Older hens and roosters should be able to maintain their weight.  The older hen that begins to look scrawny and small, may be suffering from an undetected illness.   Some of my chickens prefer to eat from the feeder and some prefer to free range while I am supervising.  Knowing what is normal for them is also a good indication of how they are doing health wise.  

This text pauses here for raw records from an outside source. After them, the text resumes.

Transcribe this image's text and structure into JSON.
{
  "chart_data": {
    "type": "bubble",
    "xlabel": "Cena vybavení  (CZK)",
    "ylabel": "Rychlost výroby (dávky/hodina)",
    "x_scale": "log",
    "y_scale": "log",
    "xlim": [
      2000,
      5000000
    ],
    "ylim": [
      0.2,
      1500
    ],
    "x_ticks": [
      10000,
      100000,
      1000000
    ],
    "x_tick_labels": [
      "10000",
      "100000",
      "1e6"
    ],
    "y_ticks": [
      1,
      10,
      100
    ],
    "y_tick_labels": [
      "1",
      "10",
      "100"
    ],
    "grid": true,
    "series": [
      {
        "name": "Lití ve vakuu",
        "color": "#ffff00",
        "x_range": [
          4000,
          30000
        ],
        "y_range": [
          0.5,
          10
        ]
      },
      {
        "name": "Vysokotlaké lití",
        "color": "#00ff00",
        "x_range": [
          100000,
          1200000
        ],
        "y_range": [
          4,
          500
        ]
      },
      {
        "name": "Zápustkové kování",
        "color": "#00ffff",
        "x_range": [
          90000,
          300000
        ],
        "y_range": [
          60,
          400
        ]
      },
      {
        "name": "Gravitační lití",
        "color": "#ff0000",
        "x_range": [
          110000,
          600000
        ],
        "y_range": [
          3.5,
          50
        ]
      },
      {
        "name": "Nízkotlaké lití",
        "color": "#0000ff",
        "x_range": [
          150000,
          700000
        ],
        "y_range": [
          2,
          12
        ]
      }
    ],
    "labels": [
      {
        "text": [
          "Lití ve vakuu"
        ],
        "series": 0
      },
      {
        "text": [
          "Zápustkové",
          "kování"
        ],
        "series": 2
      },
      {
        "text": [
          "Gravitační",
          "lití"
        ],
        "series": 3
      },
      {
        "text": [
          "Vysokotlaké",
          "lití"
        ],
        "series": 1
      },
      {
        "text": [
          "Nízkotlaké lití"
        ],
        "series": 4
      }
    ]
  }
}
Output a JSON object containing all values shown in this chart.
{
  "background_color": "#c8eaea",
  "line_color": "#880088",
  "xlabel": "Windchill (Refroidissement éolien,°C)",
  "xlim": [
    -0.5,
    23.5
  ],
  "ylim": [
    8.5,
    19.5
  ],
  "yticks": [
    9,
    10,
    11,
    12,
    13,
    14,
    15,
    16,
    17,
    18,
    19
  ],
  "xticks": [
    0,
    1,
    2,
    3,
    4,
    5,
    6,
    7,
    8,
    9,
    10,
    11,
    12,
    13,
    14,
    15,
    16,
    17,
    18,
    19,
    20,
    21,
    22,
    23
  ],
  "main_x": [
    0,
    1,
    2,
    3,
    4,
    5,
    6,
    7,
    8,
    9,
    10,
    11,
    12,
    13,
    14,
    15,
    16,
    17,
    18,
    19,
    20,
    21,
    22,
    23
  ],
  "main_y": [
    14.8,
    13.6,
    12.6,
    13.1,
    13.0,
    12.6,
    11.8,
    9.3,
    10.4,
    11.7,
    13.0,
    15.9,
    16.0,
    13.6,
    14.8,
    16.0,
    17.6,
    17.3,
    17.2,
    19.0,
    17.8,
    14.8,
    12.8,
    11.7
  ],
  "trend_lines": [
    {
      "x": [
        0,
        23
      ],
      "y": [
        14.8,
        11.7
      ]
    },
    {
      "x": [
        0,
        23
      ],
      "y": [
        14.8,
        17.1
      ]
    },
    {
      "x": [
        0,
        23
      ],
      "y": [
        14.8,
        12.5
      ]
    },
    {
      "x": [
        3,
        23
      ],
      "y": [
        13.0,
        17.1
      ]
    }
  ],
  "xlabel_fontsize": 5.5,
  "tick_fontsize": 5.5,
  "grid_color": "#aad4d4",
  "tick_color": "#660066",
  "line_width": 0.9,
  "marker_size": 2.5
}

Healthy  Young Hens are Laying Eggs

Many factors can influence egg laying, including age, molting, weather, stressful environment, and placement of nesting boxes.  If you reliably get an egg a day from a good laying hen, and then she stops laying , you may wonder why have my chickens stopped laying?   The quality of the egg shell can also be a sign of problems.  Thin, weak shells can be caused by inadequate nutrition or inadequate mineral absorption.  Knowing what to feed chickens will help you avoid any illnesses due to inadequate nutrition.  

sick chicken symptoms

Assessing Sick Chicken Symptoms

Chicken diseases and illness can be caused by a number of things.  Viruses, bacteria, molds, fungus, and parasites are the infectious type of illness.  Often, if one of these occur, more than one bird will be affected.  Some sick chicken symptoms are mild, leading to a day or two of not feeling up to par and exhibiting a low appetite.  Other diseases, such as avian influenza can and will wipe out the flock in a matter of days.   My recommendation is to not panic when signs of illness are observed.  When you see sick chicken symptoms in your flock, assess the birds overall health. First, isolate the sick chicken, to help prevent the spread of any possible contagious illness.   

Sick Chicken Symptoms

Is the chicken:

  •  active or listless
  •  grooming or is it unkempt with ruffled feathers
  •  interested in eating
  •  coughing or expelling fluid
  •  able to stand on its own


  • Is the hen still laying eggs
  • Is the bird excreting normal or abnormal droppings


Prevention and a healthy diet will go a long way to warding off serious illness.  Feeding an appropriate healthy diet, supplementing with herbs, and treating the chickens with probiotic rich foods will help them preventing many minor illnesses.  Fermented feed, apple cider vinegar (2 tablespoons in a gallon of water), garlic powder added to the feed(sprinkled on top), will all help build a strong immune system in your flock.  Clean and sanitary conditions are also important.  Removing droppings that attract flies, keeping the coop dry and well ventilated, replace soiled wet bedding immediately will all help the birds stay healthy.